Widespread indifference or outright opposition expressed at the meeting throughout the IMF membership apparently doomed the American-inspired plan to create a new "substitution account." This would have permitted foreign holders of the estimated $800 billion around the globe to exchange some of their cash for the IMF's substitute reserve asset, known as special drawing rights. This, backers felt, would have removed some of the threat to world currency stability which has surfaced regularly in recent years as holders of these dollars unloaded them and disrupted exchange rates, national treasuries, and international trade.

This plan, formulated by the former US undersecretary of the Treasury, Anthony M. Solomon, has been under study for about three years and might have been completed at this meeting for acceptance by the full IMF annual session in the fall.

However, with Mr. Solomon now gone from his Treasury post and the US administration in the midst of an election campaign, the steam went out of American support for the plan -- one that would require congressional approval for probably additional spending and a further loss of the dollar's standing in the world. This was combined with considerable technical reservations by the European Common Market and opposition by the developing nations and oil exporting countries here.

One such opinion was expressed by Ernane Galveas, the finance minister of Brazil, now the world's 10th-leading economy, after the big seven industrialized powers, the Soviet Union, and China.He told sources here he was glad the substitution account had been put on the back burner, because it might have actually withdrawn funds from the international money markets, funds that could have been lent to developing countries.

Instead, both he and other third-world participants at the meeting suggested that the IMF and other institutions turn to the more widespread concern about recycling the estimated $115 billion expected to wind up in the hands of the oil-producing countries this year. Some had linked their approval for the substitution account to progress on their recycling needs.

Fred Bergsten, assistant US Treasury secretary for international affairs, called attention to this problem shortly before the IMF meeting. He noted that current recycling problems resulting from the recent wave of oil price increases might be different from the adjustments needed after the 1973-74 oil shocks, because vastly greater amounts were involved.

But despite general agreement that, because of these problems, the international monetary system is entering a new and uncertain period, there were clear differences between industrialized and developing countries on how to cope with this potential crisis.

Representatives of developing countries here continued to press their recent claims for more funds from the International Monetary Fund and other sources and for easier lending terms for them by the institution. They also sought a greater voice in IMF decisions. For instance, the fund has been under fire in recent weeks and months from countries like Jamaica, which just broke off negotiations with it for cash to help its beleaguered economy. The fund has been charged with trying to impose terms that are too stiff for third-world countries and oriented more toward the economies of richer nations.
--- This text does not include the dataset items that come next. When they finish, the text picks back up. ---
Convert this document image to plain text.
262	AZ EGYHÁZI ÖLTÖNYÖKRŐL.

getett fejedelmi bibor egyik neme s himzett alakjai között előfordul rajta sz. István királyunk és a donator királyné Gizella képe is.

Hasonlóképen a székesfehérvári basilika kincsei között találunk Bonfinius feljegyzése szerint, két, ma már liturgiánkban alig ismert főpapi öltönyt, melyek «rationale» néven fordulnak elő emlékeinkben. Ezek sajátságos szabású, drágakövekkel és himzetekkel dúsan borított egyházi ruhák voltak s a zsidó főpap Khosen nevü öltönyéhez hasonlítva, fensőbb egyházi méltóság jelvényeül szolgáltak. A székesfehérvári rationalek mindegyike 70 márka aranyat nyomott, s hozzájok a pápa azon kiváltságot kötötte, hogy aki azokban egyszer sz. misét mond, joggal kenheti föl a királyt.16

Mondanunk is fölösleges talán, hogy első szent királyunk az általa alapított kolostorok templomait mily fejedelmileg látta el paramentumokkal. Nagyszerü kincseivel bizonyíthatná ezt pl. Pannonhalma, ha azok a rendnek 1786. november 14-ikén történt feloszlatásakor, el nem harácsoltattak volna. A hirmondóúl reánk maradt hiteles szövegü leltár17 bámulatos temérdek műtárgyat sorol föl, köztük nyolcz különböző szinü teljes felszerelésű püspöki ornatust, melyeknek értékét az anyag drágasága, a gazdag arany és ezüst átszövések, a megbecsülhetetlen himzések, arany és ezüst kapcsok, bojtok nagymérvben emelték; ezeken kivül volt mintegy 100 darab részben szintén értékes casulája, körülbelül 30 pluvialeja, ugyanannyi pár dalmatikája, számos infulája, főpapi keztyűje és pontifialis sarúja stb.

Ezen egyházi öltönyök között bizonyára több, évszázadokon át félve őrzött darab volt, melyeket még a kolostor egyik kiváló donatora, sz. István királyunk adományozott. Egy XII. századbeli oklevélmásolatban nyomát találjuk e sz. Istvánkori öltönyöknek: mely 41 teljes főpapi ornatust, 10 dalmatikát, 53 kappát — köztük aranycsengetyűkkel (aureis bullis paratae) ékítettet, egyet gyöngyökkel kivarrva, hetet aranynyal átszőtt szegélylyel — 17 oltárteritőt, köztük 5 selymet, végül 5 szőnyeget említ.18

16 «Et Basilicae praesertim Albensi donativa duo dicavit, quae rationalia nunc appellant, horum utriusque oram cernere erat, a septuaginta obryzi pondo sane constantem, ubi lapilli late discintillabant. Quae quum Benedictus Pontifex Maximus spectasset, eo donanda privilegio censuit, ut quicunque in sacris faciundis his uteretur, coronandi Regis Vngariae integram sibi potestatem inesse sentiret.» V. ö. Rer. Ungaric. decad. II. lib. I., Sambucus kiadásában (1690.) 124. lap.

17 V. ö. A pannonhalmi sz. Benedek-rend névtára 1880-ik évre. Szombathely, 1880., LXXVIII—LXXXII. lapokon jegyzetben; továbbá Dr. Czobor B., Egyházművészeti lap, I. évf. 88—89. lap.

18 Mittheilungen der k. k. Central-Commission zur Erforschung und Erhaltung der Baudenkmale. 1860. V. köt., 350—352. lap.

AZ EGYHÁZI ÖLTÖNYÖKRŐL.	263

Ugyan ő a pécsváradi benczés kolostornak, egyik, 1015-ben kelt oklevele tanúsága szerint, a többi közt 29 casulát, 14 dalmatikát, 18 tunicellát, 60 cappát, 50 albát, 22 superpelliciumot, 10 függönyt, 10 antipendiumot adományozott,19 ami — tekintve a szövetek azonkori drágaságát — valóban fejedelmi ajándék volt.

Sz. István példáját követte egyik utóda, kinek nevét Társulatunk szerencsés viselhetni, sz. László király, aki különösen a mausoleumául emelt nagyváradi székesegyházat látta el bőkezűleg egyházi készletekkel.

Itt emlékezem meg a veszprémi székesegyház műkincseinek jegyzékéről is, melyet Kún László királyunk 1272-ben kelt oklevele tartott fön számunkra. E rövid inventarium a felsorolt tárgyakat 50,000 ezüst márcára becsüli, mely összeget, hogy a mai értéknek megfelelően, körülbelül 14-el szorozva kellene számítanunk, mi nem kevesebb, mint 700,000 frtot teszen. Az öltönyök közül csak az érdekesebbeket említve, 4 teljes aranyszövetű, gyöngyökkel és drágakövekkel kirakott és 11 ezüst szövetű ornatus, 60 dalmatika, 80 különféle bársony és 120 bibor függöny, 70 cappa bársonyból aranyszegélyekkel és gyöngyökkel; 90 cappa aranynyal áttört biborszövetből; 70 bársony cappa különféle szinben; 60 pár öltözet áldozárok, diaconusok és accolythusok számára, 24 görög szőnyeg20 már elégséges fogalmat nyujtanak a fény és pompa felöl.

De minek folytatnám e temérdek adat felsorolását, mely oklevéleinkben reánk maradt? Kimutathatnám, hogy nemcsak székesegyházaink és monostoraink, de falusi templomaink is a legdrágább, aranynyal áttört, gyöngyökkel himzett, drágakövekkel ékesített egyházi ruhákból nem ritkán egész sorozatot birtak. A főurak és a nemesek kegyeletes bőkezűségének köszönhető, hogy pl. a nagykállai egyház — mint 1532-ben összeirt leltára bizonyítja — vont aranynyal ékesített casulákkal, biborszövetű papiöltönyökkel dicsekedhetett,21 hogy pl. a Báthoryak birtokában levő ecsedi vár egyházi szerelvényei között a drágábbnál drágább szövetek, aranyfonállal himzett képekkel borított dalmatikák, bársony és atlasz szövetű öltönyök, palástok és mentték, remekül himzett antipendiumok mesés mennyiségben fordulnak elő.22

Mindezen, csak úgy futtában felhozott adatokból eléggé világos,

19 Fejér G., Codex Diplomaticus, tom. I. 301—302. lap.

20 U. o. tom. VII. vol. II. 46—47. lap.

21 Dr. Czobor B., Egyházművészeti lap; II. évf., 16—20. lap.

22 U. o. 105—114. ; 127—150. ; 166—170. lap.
Delegates from the West, however, tended to believe that the IMF would have enough financial resources, at least momentarily, or was proceeding to obtain them, to meet expected borrowers' demands in the future. They also felt the institution should retain its traditional role and prudent lending principles.

The West German finance minister, Hans Matthofer, likewise suggested that oil-producing countries should become directly involved in financing some portion of their surpluses to deficit countries.

The fund's Mr. de Larosiere said his staff has been actively looking at a number of reforms, including many recommended by the recent United Nations commission chaired by former German Chancellor Willy Brandt on aid to the third world.